Not long ago the show featured a contestant named Watson. Watson is a computer that competed against the two best-known “Jeopardy” winners of all time – Ken Jennings, who won an incredible 74 times in a row, and Brad Ritter, the all-time money winner on the show, who took home millions.

Well, Watson made mince meat of the two former champs. If it had been a boxing match they would have stopped it.

At the end of the single and double Jeopardy, Watson had earned $77,147, Jennings won $24,000 and Ritter $21,600.

Do you see what I am getting at?

Watson, like a CD player, is a gadget. And we all know how dramatically CD players came down in price. If they can do it with CD players, they can do it with Watson — perhaps to the point where we could all have one.

How handy that would be? No more encyclopedias. No more dictionaries. No more Googling. Ninety percent of the Internet would be a thing of the past. We would seek all of our answers from Watson.

Now, creating Watson was a bit of a project. It took 25 IBM scientists four years to create their pet robot that made Jennings and Ritter look like confused kids.

Well, not quite. The Final Jeopardy question was answered correctly by both Jennings and Ritter — and me also, as a matter of fact. But Watson whiffed on it.

The question referred to a city whose largest airport was named for a World War II hero and its second largest for a World War battle.

“Chicago,” I said. Both Jennings and Ritter wrote down “Chicago.”

For some reason unknown to me, Jennings, Ritter or Alex Trebec,  Watson wrote, “ What is Toronto?????”

I didn’t know computers or robots resorted to wild guesses, followed by question marks.

So on that question, the former Kings of Jeopardy made Watson look a bit addlepated.

I also thought Watson looked a little dopey on the Double Jeopardy questions he answered — not by his replies but by the amounts he wagered.

They were never in even thousands of dollars, or even hundreds, but totally “out of the blue” amounts — odd dollars that didn’t relate to anything.

There remains work to be done on machines, of course.

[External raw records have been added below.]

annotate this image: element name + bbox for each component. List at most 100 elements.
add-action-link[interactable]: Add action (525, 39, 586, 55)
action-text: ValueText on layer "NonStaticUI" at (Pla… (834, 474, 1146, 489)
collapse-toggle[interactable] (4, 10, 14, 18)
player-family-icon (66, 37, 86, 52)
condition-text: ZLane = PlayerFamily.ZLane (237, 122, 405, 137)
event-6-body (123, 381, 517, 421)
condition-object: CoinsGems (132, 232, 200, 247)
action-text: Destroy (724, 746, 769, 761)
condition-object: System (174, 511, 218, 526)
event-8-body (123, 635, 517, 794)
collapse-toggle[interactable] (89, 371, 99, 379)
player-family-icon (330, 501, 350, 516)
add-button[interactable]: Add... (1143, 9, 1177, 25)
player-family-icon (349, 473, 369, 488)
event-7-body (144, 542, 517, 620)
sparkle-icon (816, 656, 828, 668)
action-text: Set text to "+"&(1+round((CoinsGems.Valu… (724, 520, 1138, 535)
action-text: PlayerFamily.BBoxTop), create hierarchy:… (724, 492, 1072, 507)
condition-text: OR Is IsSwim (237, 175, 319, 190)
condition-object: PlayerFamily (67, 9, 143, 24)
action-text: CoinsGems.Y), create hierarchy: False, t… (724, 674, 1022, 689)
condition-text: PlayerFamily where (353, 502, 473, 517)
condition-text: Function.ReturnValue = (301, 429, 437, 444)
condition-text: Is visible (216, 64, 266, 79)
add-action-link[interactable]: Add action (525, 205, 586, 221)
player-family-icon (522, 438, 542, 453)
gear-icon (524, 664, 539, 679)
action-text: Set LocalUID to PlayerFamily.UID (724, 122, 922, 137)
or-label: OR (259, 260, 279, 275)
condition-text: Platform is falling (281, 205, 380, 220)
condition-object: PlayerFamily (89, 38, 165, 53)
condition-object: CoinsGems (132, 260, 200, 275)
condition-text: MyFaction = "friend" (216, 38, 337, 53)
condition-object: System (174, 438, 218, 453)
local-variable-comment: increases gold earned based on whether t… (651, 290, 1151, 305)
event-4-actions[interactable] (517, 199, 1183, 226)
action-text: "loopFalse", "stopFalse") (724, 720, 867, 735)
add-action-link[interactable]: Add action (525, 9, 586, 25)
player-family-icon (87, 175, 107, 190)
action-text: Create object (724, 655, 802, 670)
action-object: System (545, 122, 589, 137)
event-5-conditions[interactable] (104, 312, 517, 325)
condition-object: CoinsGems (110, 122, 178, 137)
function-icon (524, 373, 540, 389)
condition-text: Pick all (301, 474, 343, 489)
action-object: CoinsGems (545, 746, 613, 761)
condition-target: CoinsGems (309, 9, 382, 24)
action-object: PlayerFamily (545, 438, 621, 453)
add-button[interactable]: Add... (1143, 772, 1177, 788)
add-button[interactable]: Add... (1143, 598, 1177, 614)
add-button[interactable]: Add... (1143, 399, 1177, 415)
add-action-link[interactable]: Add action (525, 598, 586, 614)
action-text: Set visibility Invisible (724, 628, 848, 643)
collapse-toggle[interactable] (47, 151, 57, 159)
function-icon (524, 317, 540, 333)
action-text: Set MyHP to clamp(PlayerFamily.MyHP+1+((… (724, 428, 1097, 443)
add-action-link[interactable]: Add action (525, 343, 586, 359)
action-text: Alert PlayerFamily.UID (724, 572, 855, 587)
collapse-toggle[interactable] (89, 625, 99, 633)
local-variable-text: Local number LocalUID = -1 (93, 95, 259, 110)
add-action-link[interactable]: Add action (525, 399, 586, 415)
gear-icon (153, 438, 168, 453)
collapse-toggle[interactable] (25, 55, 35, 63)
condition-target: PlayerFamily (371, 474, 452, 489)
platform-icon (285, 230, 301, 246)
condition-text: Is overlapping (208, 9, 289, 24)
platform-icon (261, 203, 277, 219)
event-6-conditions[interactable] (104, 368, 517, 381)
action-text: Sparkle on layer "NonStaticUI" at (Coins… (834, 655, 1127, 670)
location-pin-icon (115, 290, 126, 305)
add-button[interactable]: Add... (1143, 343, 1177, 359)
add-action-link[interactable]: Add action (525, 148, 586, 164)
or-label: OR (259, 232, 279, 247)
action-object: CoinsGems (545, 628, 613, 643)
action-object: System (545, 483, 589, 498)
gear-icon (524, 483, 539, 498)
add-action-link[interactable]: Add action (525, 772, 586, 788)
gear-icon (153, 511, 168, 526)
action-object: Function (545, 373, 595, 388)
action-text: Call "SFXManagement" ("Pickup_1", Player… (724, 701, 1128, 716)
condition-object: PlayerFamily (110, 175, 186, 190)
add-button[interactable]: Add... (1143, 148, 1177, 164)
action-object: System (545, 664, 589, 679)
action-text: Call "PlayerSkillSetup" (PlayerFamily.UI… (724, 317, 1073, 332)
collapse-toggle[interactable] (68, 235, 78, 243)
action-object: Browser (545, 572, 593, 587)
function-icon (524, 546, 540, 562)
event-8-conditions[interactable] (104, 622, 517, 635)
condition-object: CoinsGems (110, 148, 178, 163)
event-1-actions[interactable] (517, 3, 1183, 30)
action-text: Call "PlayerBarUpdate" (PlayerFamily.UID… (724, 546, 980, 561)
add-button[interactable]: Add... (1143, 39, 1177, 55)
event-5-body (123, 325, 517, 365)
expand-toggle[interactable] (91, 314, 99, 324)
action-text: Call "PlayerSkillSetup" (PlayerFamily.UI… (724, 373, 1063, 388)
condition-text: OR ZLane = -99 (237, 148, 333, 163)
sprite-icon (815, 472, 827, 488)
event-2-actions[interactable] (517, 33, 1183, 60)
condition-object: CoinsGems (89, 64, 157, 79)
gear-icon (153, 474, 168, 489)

It has been demonstrated they can come up with answers to difficult questions. And they can play chess.

They can probably play bridge. And maybe even something really difficult, like Monopoly or Old Maid. But one thing they cannot do is carry on a conversation.

I suppose that is coming next. Nothing like asking a computer how he likes the weather.

If Watson replied, “Compared to what?” I think I’d be tempted to pour sand into his gear box.

But since the first generation of Watson has come along, can the next generation be far behind?

I’d love to go to a ball game with Watson and chat with him on the hitting and fielding of the Indians.
After he comes down in price to about $49, of course.